Penalised regression methods are a useful atheoretical approach for both developing predictive models and selecting key indicators within an often substantially larger pool of available indicators. In comparison to traditional methods, penalised regression models improve prediction in new data by shrinking the size of coefficients and retaining those with coefficients greater than zero. However, the performance and selection of indicators depends on the specific algorithm implemented. The purpose of this study was to examine the predictive performance and feature (i.e., indicator) selection capability of common penalised logistic regression methods (LASSO, adaptive LASSO, and elastic-net), compared with traditional logistic regression and forward selection methods.
Data were drawn from the Australian Temperament Project, a multigenerational longitudinal study established in 1983. The analytic sample consisted of 1,292 (707 women) participants. A total of 102 adolescent psychosocial and contextual indicators were available to predict young adult daily smoking.

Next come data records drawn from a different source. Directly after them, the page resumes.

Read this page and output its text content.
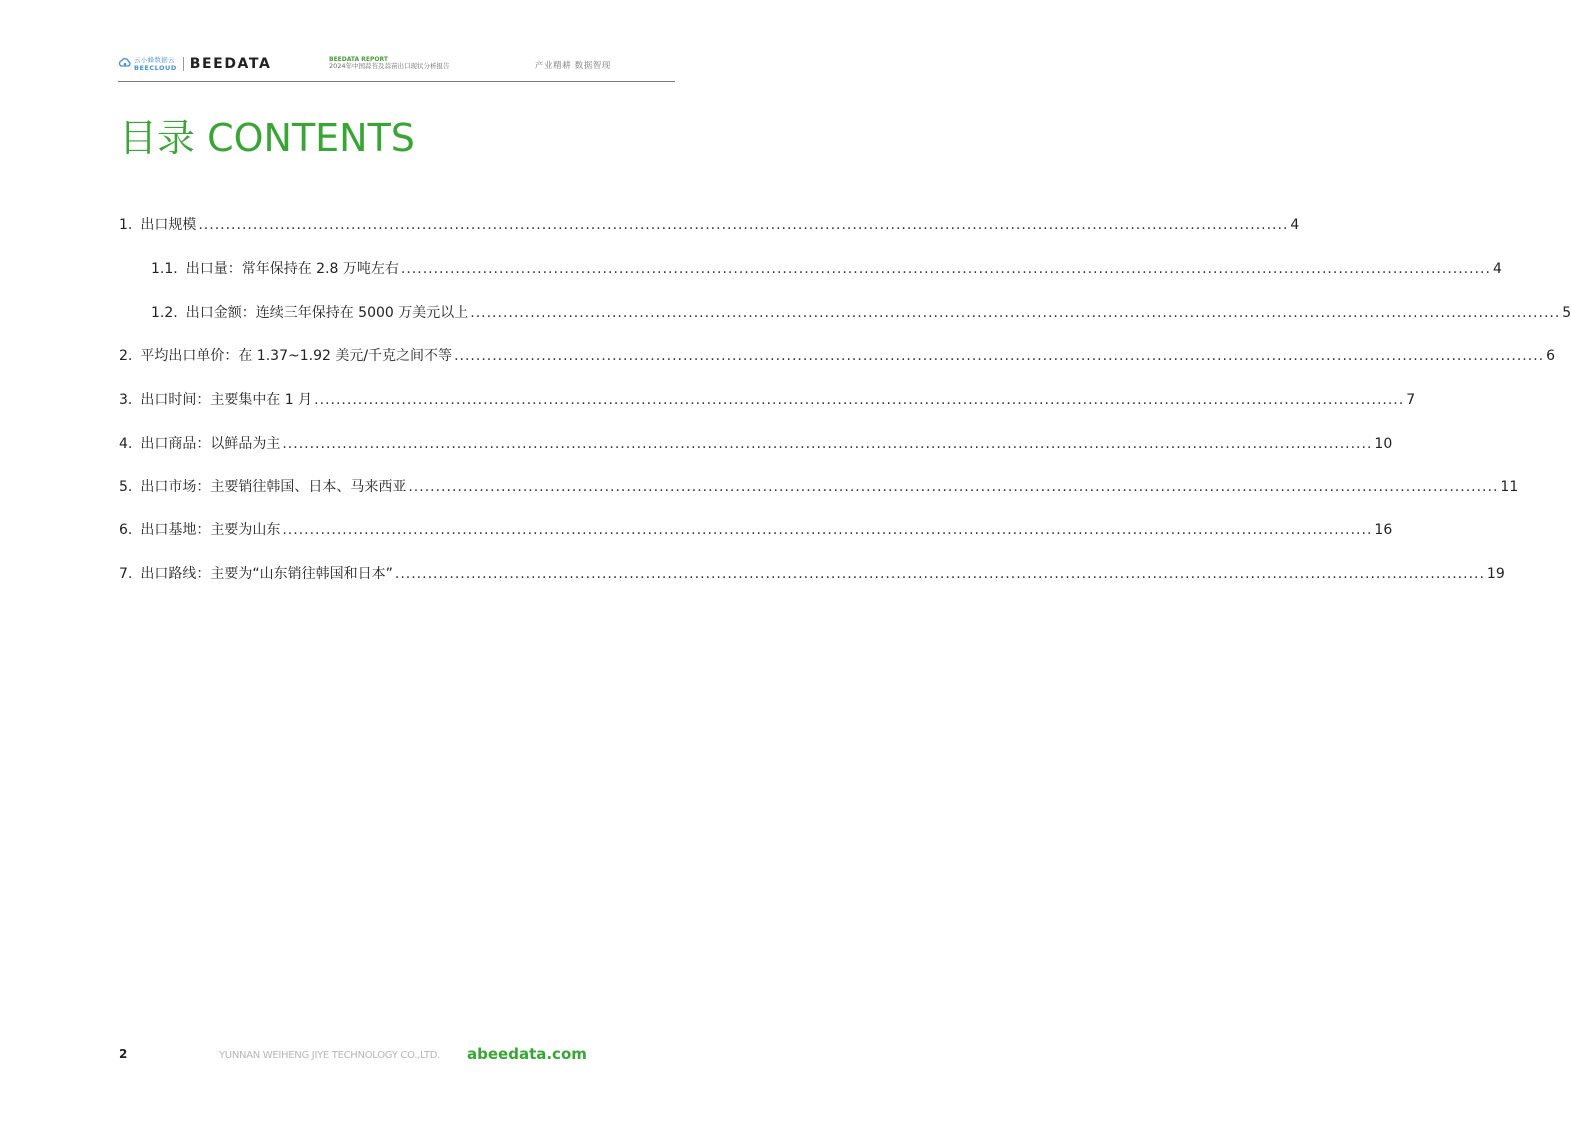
云小蜂数据云
BEECLOUD BEEDATA	BEEDATA REPORT
2024年中国蒜苔及蒜苗出口现状分析报告	产业精耕 数据智现
目录 CONTENTS
1. 出口规模 ........................................................................................................................................................................................................ 4
1.1. 出口量：常年保持在 2.8 万吨左右 ........................................................................................................................................................................................................ 4
1.2. 出口金额：连续三年保持在 5000 万美元以上 ........................................................................................................................................................................................................ 5
2. 平均出口单价：在 1.37~1.92 美元/千克之间不等 ........................................................................................................................................................................................................ 6
3. 出口时间：主要集中在 1 月 ........................................................................................................................................................................................................ 7
4. 出口商品：以鲜品为主 ........................................................................................................................................................................................................ 10
5. 出口市场：主要销往韩国、日本、马来西亚 ........................................................................................................................................................................................................ 11
6. 出口基地：主要为山东 ........................................................................................................................................................................................................ 16
7. 出口路线：主要为“山东销往韩国和日本” ........................................................................................................................................................................................................ 19
2	YUNNAN WEIHENG JIYE TECHNOLOGY CO.,LTD. abeedata.com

Penalised logistic regression methods showed small improvements in predictive performance over logistic regression and forward selection. However, no single penalised logistic regression model outperformed the others. Elastic-net models selected more indicators than either LASSO or adaptive LASSO. Additionally, more regularised models included fewer indicators, yet had comparable predictive performance. Forward selection methods dismissed many indicators identified as important in the penalised logistic regression models.
Although overall predictive accuracy was only marginally better with penalised logistic regression methods, benefits were most clear in their capacity to select a manageable subset of indicators. Preference to competing penalised logistic regression methods may therefore be guided by feature selection capability, and thus interpretative considerations, rather than predictive performance alone.